John 2:1-11
The week after Christmas we had a full house. Both of my children were home, my son’s girlfriend joined us for part of the time, and some very dear friends, whom we have known for decades, stayed with us as well. We played a lot of games — in my case, I lost a lot of games; we joked; we ate Indian food; we hung out. It was all very normal — nothing exciting or spectacular happened — but as we gathered around the table to bless the food one night, I had a small epiphany, one of those “God moments” that I imagine all of us have occasionally, and I realized how holy it all was. That ordinary gathering of ordinary people was permeated with the presence of God and thus extraordinary at the same time.
And that thought comes to mind as I reflect on this Gospel today. Jesus does many miraculous things in John’s Gospel, but John does not refer to them as miracles: he calls them signs, events which point us to the truth. Some of those signs are quite dramatic, like giving sight to a man born blind and raising Lazarus from the dead. But the very first sign, the one that sets the tone for the whole Gospel, takes place at this wedding in Cana. There is no debilitating illness here, no blindness, no tragedy. Running out of wine at a wedding feast would no doubt be a bummer and socially embarrassing, but it’s not a matter of life and death. This story, though, does establish something that is absolutely crucial for everything that follows. Jesus takes water and turns it into wine, and not just any wine, but the finest wine. He takes something that is ordinary — and there is nothing more ordinary than water — and transforms it into something extraordinary. Or maybe transformation isn’t the right term. Maybe this sign points us to the truth that nothing is ever just ordinary when seen in the light of Christ.
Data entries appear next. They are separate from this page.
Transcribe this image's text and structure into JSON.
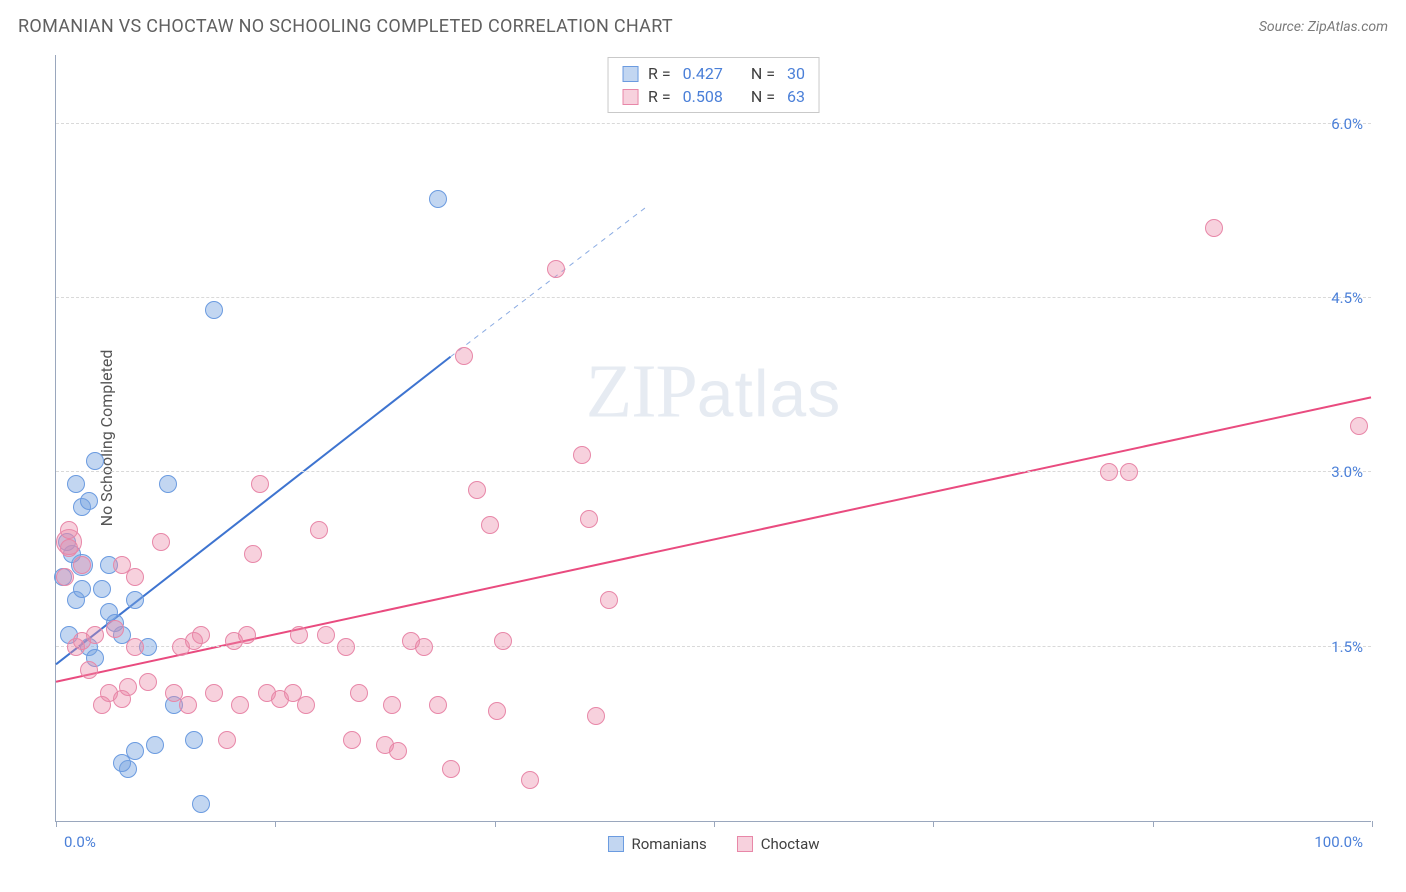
{
  "title": "ROMANIAN VS CHOCTAW NO SCHOOLING COMPLETED CORRELATION CHART",
  "source_label": "Source: ZipAtlas.com",
  "watermark_main": "ZIP",
  "watermark_sub": "atlas",
  "axes": {
    "y_title": "No Schooling Completed",
    "x_min_label": "0.0%",
    "x_max_label": "100.0%",
    "xlim": [
      0,
      100
    ],
    "ylim": [
      0,
      6.6
    ],
    "y_ticks": [
      {
        "v": 1.5,
        "label": "1.5%"
      },
      {
        "v": 3.0,
        "label": "3.0%"
      },
      {
        "v": 4.5,
        "label": "4.5%"
      },
      {
        "v": 6.0,
        "label": "6.0%"
      }
    ],
    "x_ticks": [
      0,
      16.67,
      33.33,
      50,
      66.67,
      83.33,
      100
    ],
    "grid_color": "#d9d9d9",
    "axis_color": "#9aa7bd",
    "tick_label_color": "#4a7fd8"
  },
  "series": [
    {
      "key": "romanians",
      "label": "Romanians",
      "marker_fill": "rgba(120,165,225,0.45)",
      "marker_stroke": "#6b9be0",
      "marker_radius": 9,
      "line_color": "#3e74d0",
      "line_width": 2,
      "dash_after_x": 30,
      "r_label": "R =",
      "r_value": "0.427",
      "n_label": "N =",
      "n_value": "30",
      "regression": {
        "x1": 0,
        "y1": 1.35,
        "x2": 30,
        "y2": 4.0,
        "x2_dash": 45,
        "y2_dash": 5.3
      },
      "points": [
        {
          "x": 1,
          "y": 1.6
        },
        {
          "x": 1.5,
          "y": 1.9
        },
        {
          "x": 2,
          "y": 2.2,
          "r": 11
        },
        {
          "x": 2,
          "y": 2.0
        },
        {
          "x": 1.2,
          "y": 2.3
        },
        {
          "x": 0.8,
          "y": 2.4
        },
        {
          "x": 1.5,
          "y": 2.9
        },
        {
          "x": 3,
          "y": 3.1
        },
        {
          "x": 4,
          "y": 1.8
        },
        {
          "x": 3.5,
          "y": 2.0
        },
        {
          "x": 5,
          "y": 1.6
        },
        {
          "x": 4.5,
          "y": 1.7
        },
        {
          "x": 2.5,
          "y": 1.5
        },
        {
          "x": 3,
          "y": 1.4
        },
        {
          "x": 6,
          "y": 0.6
        },
        {
          "x": 5.5,
          "y": 0.45
        },
        {
          "x": 5,
          "y": 0.5
        },
        {
          "x": 11,
          "y": 0.15
        },
        {
          "x": 12,
          "y": 4.4
        },
        {
          "x": 8.5,
          "y": 2.9
        },
        {
          "x": 2,
          "y": 2.7
        },
        {
          "x": 9,
          "y": 1.0
        },
        {
          "x": 7,
          "y": 1.5
        },
        {
          "x": 6,
          "y": 1.9
        },
        {
          "x": 4,
          "y": 2.2
        },
        {
          "x": 29,
          "y": 5.35
        },
        {
          "x": 7.5,
          "y": 0.65
        },
        {
          "x": 10.5,
          "y": 0.7
        },
        {
          "x": 2.5,
          "y": 2.75
        },
        {
          "x": 0.5,
          "y": 2.1
        }
      ]
    },
    {
      "key": "choctaw",
      "label": "Choctaw",
      "marker_fill": "rgba(235,140,170,0.40)",
      "marker_stroke": "#e887a8",
      "marker_radius": 9,
      "line_color": "#e94b7f",
      "line_width": 2,
      "r_label": "R =",
      "r_value": "0.508",
      "n_label": "N =",
      "n_value": "63",
      "regression": {
        "x1": 0,
        "y1": 1.2,
        "x2": 100,
        "y2": 3.65
      },
      "points": [
        {
          "x": 1,
          "y": 2.4,
          "r": 13
        },
        {
          "x": 1,
          "y": 2.35
        },
        {
          "x": 2,
          "y": 2.2
        },
        {
          "x": 0.7,
          "y": 2.1
        },
        {
          "x": 1,
          "y": 2.5
        },
        {
          "x": 1.5,
          "y": 1.5
        },
        {
          "x": 2,
          "y": 1.55
        },
        {
          "x": 3,
          "y": 1.6
        },
        {
          "x": 3.5,
          "y": 1.0
        },
        {
          "x": 4,
          "y": 1.1
        },
        {
          "x": 5,
          "y": 1.05
        },
        {
          "x": 5.5,
          "y": 1.15
        },
        {
          "x": 6,
          "y": 1.5
        },
        {
          "x": 9,
          "y": 1.1
        },
        {
          "x": 9.5,
          "y": 1.5
        },
        {
          "x": 10,
          "y": 1.0
        },
        {
          "x": 10.5,
          "y": 1.55
        },
        {
          "x": 12,
          "y": 1.1
        },
        {
          "x": 13,
          "y": 0.7
        },
        {
          "x": 14,
          "y": 1.0
        },
        {
          "x": 14.5,
          "y": 1.6
        },
        {
          "x": 15,
          "y": 2.3
        },
        {
          "x": 15.5,
          "y": 2.9
        },
        {
          "x": 16,
          "y": 1.1
        },
        {
          "x": 17,
          "y": 1.05
        },
        {
          "x": 18,
          "y": 1.1
        },
        {
          "x": 18.5,
          "y": 1.6
        },
        {
          "x": 19,
          "y": 1.0
        },
        {
          "x": 20,
          "y": 2.5
        },
        {
          "x": 20.5,
          "y": 1.6
        },
        {
          "x": 22,
          "y": 1.5
        },
        {
          "x": 22.5,
          "y": 0.7
        },
        {
          "x": 23,
          "y": 1.1
        },
        {
          "x": 25,
          "y": 0.65
        },
        {
          "x": 25.5,
          "y": 1.0
        },
        {
          "x": 26,
          "y": 0.6
        },
        {
          "x": 27,
          "y": 1.55
        },
        {
          "x": 28,
          "y": 1.5
        },
        {
          "x": 29,
          "y": 1.0
        },
        {
          "x": 30,
          "y": 0.45
        },
        {
          "x": 32,
          "y": 2.85
        },
        {
          "x": 33,
          "y": 2.55
        },
        {
          "x": 33.5,
          "y": 0.95
        },
        {
          "x": 34,
          "y": 1.55
        },
        {
          "x": 36,
          "y": 0.35
        },
        {
          "x": 31,
          "y": 4.0
        },
        {
          "x": 38,
          "y": 4.75
        },
        {
          "x": 40,
          "y": 3.15
        },
        {
          "x": 40.5,
          "y": 2.6
        },
        {
          "x": 41,
          "y": 0.9
        },
        {
          "x": 42,
          "y": 1.9
        },
        {
          "x": 8,
          "y": 2.4
        },
        {
          "x": 5,
          "y": 2.2
        },
        {
          "x": 80,
          "y": 3.0
        },
        {
          "x": 81.5,
          "y": 3.0
        },
        {
          "x": 88,
          "y": 5.1
        },
        {
          "x": 99,
          "y": 3.4
        },
        {
          "x": 6,
          "y": 2.1
        },
        {
          "x": 7,
          "y": 1.2
        },
        {
          "x": 11,
          "y": 1.6
        },
        {
          "x": 2.5,
          "y": 1.3
        },
        {
          "x": 4.5,
          "y": 1.65
        },
        {
          "x": 13.5,
          "y": 1.55
        }
      ]
    }
  ],
  "legend_bottom": [
    {
      "label": "Romanians",
      "swatch_fill": "rgba(120,165,225,0.45)",
      "swatch_stroke": "#6b9be0"
    },
    {
      "label": "Choctaw",
      "swatch_fill": "rgba(235,140,170,0.40)",
      "swatch_stroke": "#e887a8"
    }
  ]
}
That certainly accords with our understanding of Incarnation. God Almighty enters into our world as a baby, a helpless infant born to a poor family in an obscure town. Outwardly, Jesus’s circumstances are nothing if not mundane, and yet at the same time he is Emmanu-el, “God with us.” And while we sing gorgeous music and don beautiful vestments to celebrate that fact, at the heart of our sacramental worship lie the most basic and ordinary materials: water and oil, bread and wine. But more important and more wondrous than that are the human materials God employs. Jesus forms a community with the most ordinary people. Paul insists in our second lesson today that within every ordinary believer lives the Holy Spirit, who gives to all of us — no exceptions — extraordinary gifts for ministry, manifestations of God for the common good. To believe in Jesus Christ is to realize that the whole of creation is infused with the presence of God, and that we ourselves are filled with that presence, with the very same Spirit that lives in Christ.
That’s awesome, but I think it is safe to say that we are well-defended against this truth. We resist it in multiple ways. We see that we are sinners, that as individuals we often fall short and miss the mark: we hurt others and we hurt ourselves by what we do and by what we fail to do. And then, looking beyond ourselves, we see all the injustice and suffering in our world, a staggering amount of pain that would seem to belie any notion of God’s abiding presence. But during his earthly ministry, Jesus lived in a world that was also rife with sin, suffering, and injustice, arguably worse than what we experience. And yet all his teaching, all his healing, all his signs point to the truth that God is love and God is with us, always. And just as he commissioned his first followers, a bunch of ordinary sinners, to share that astounding good news, so, too, he gives to us that same mission. It’s our calling to show the world that God is love and God is with us. We do that in many ways, including being kind and merciful people, forming loving communities of faith, caring for the sick, offering relief to the poor, standing up for racial justice, working for peace and reconciliation. But it all begins with our acceptance of this great truth: we have to see and believe that God can and does use ordinary people like you and me to reveal her presence and her power.
We are sinners and we are channels of God’s Spirit; we are ordinary humans and we are Christ. And if that shocks us, then perhaps we need to be shocked. Symeon the New Theologian lived around the year 1,000 and is venerated as a mystic and saint in the Eastern Orthodox Church. He wrote a beautiful hymn that speaks to what I am trying to say. It reads like this:
We awaken in Christ’s body,
As Christ awakens our bodies
There I look down and my poor hand is Christ,
He enters my foot and is infinitely me.
I move my hand and wonderfully
My hand becomes Christ,
Becomes all of Him.
I move my foot and at once
He appears in a flash of lightning.
Do my words seem blasphemous to you?
—Then open your heart to him.
And let yourself receive the one
Who is opening to you so deeply.
For if we genuinely love Him,
We wake up inside Christ’s body
Where all our body all over,
Every most hidden part of it,
Is realized in joy as Him,
And He makes us utterly real.
And everything that is hurt, everything
That seemed to us dark, harsh, shameful,
Maimed, ugly, irreparably damaged
Is in Him transformed.
And in Him, recognized as whole, as lovely,
And radiant in His light,
We awaken as the beloved
In every last part of our body.
We are living signs of Christ, his body in the world. In the most ordinary ways and in the most ordinary circumstances, we point to the extraordinary truth that God’s light fills our world and God’s love permeates everything.